• Kennt sich jemand mit den Spielregeln zur Erbfolge im 18. Jhdt. aus? Ich bin verwirrt, wie ein Hof in Unseburg (südliche Magdeburger Börde) vererbt wurde.


    Die Situation:
    1. Andreas Harnacke hat den Hof an sein ältestes Kind, die Tochter Louise Margareta vererbt, obwohl es lebende Söhne gab.
    2. Sie wiederum vererbte den Hof an das zweite Kind, das sie mit ihrem Mann Johann Christoph Friedrich Niemann hatte, der Tochter Maria Sabine Niemann. Auch das ist wieder merkwürdig: der Hof geht nicht an den lebenden ältesten Sohn aus der Ehe.
    3. Maria Sabine Niemann endlich vererbt den Hof weiter an ihren Mann Johann Andreas Arndt (was mir nun wieder "normal" erscheint).
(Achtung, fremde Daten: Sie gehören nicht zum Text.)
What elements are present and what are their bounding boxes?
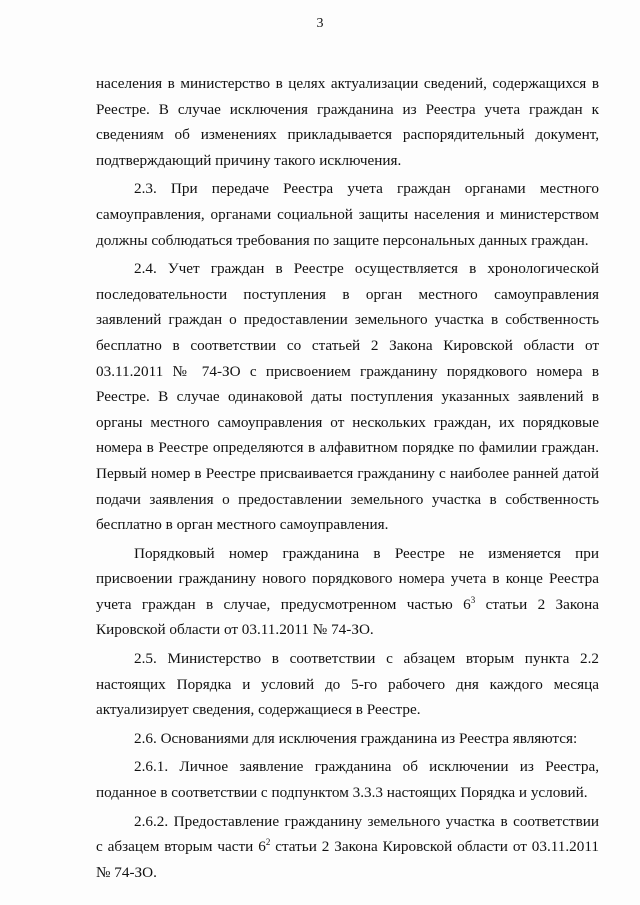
document-body xyxy=(96,71,599,888)
superscript: 3 xyxy=(470,594,476,605)
paragraph-2-6-1 xyxy=(96,754,599,805)
paragraph-2-6-2 xyxy=(96,809,599,886)
paragraph-2-4 xyxy=(96,256,599,538)
text-segment: 2.6.2. Предоставление гражданину земельного участка в соответствии с абзацем вторым части 6 xyxy=(96,812,599,856)
text-segment: 2.4. Учет граждан в Реестре осуществляется в хронологической последовательности поступления в орган местного самоуправления заявлений граждан о предоставлении земельного участка в собственность бесплатно в соответствии со статьей 2 Закона Кировской области от 03.11.2011 № 74-ЗО с присвоением гражданину порядкового номера в Реестре. В случае одинаковой даты поступления указанных заявлений в органы местного самоуправления от нескольких граждан, их порядковые номера в Реестре определяются в алфавитном порядке по фамилии граждан. Первый номер в Реестре присваивается гражданину с наиболее ранней датой подачи заявления о предоставлении земельного участка в собственность бесплатно в орган местного самоуправления. xyxy=(96,260,599,534)
text-segment: населения в министерство в целях актуализации сведений, содержащихся в Реестре. В случае исключения гражданина из Реестра учета граждан к сведениям об изменениях прикладывается распорядительный документ, подтверждающий причину такого исключения. xyxy=(96,75,599,169)
text-segment: 2.6.1. Личное заявление гражданина об исключении из Реестра, поданное в соответствии с подпунктом 3.3.3 настоящих Порядка и условий. xyxy=(96,758,599,802)
text-segment: Порядковый номер гражданина в Реестре не изменяется при присвоении гражданину нового порядкового номера учета в конце Реестра учета граждан в случае, предусмотренном частью 6 xyxy=(96,544,599,613)
page-number: 3 xyxy=(316,16,324,31)
paragraph-order-number xyxy=(96,541,599,643)
paragraph-2-5 xyxy=(96,646,599,723)
text-segment: 2.3. При передаче Реестра учета граждан органами местного самоуправления, органами социальной защиты населения и министерством должны соблюдаться требования по защите персональных данных граждан. xyxy=(96,180,599,249)
paragraph-2-6 xyxy=(96,726,599,752)
text-segment: 2.5. Министерство в соответствии с абзацем вторым пункта 2.2 настоящих Порядка и условий до 5-го рабочего дня каждого месяца актуализирует сведения, содержащиеся в Реестре. xyxy=(96,650,599,719)
paragraph-continuation xyxy=(96,71,599,173)
paragraph-2-3 xyxy=(96,176,599,253)
superscript: 2 xyxy=(265,837,271,848)
text-segment: статьи 2 Закона Кировской области от 03.11.2011 № 74-ЗО. xyxy=(96,838,599,881)
text-segment: статьи 2 Закона Кировской области от 03.11.2011 № 74-ЗО. xyxy=(96,595,599,639)
text-segment: 2.6. Основаниями для исключения гражданина из Реестра являются: xyxy=(134,729,578,747)
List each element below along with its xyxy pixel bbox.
    Ich habe bislang nur Regeln gefunden, die der hier geschilderten Erbfolge widersprechen (der älteste, manchmal auch der jüngste Sohn erbt, nie scheinen die Töchter erbberechtigt, solange noch Brüder leben). Gab es denn damals schon die Möglichkeit, den Standard per Testament zu umgehen? Wo findet man fundierte Informationen hierzu?

    Freundliche Grüße
    Jörg


    Berlin und Umgebung: Mohr, Hartung, Zienicke, Krusnick, Grünack, Linto (vor 1750); Magdeburger Börde (rund um Egeln, etwa 1600 - 1800)
    Gera: Dix (vor 1740); Wunstorf: Brandes, Steinmann (vor 1800), Hildesheim: Michael (vor 1800); Gönningen (und Umgebung, vor 1650)

  • moin


    ohne mich wirklich mit der erbfolge auszukennen, fällt mir folgendes ein:
    kann es sein dass die erbberechtigten brüder auf einen anderen hof eingeheiratet haben, der sonst ohne erben bliebe und dadurch die tochter an das erbe kommen konnte?


    schöne grüße

    Nur der frühe Wurm fängt das Bier!

  • Hmmm, ein überlegenswerter Ansatz, daran habe ich noch nicht gedacht. Vielleicht habe ich eine Chance, das nachzuprüfen.

    Freundliche Grüße
    Jörg


    Berlin und Umgebung: Mohr, Hartung, Zienicke, Krusnick, Grünack, Linto (vor 1750); Magdeburger Börde (rund um Egeln, etwa 1600 - 1800)
    Gera: Dix (vor 1740); Wunstorf: Brandes, Steinmann (vor 1800), Hildesheim: Michael (vor 1800); Gönningen (und Umgebung, vor 1650)

  • Hallo Jörg,


    selbst die heutige Höfeordnung (siehe http://de.wikipedia.org/wiki/H%C3%B6feordnung) geht auf die alte sächsische Erbschaftsregelung zurück, die im sog. Anerbenrecht (siehe http://webcache.googleusercont…nk&gl=de&client=firefox-a) ihren Niederschlag fand. Nach Anerbenrecht wurde der Hof per Gesetz ungeteilt an den erstgeborenen Sohn vererbt; die Geschwister ging leer aus, wenn keine weitere Erbmasse vorhanden war. Diese Regelung ist Dir geläufig. Erbteilung, Pflichterbteile und Auszahlung von Geschwistern gab es damals noch nicht.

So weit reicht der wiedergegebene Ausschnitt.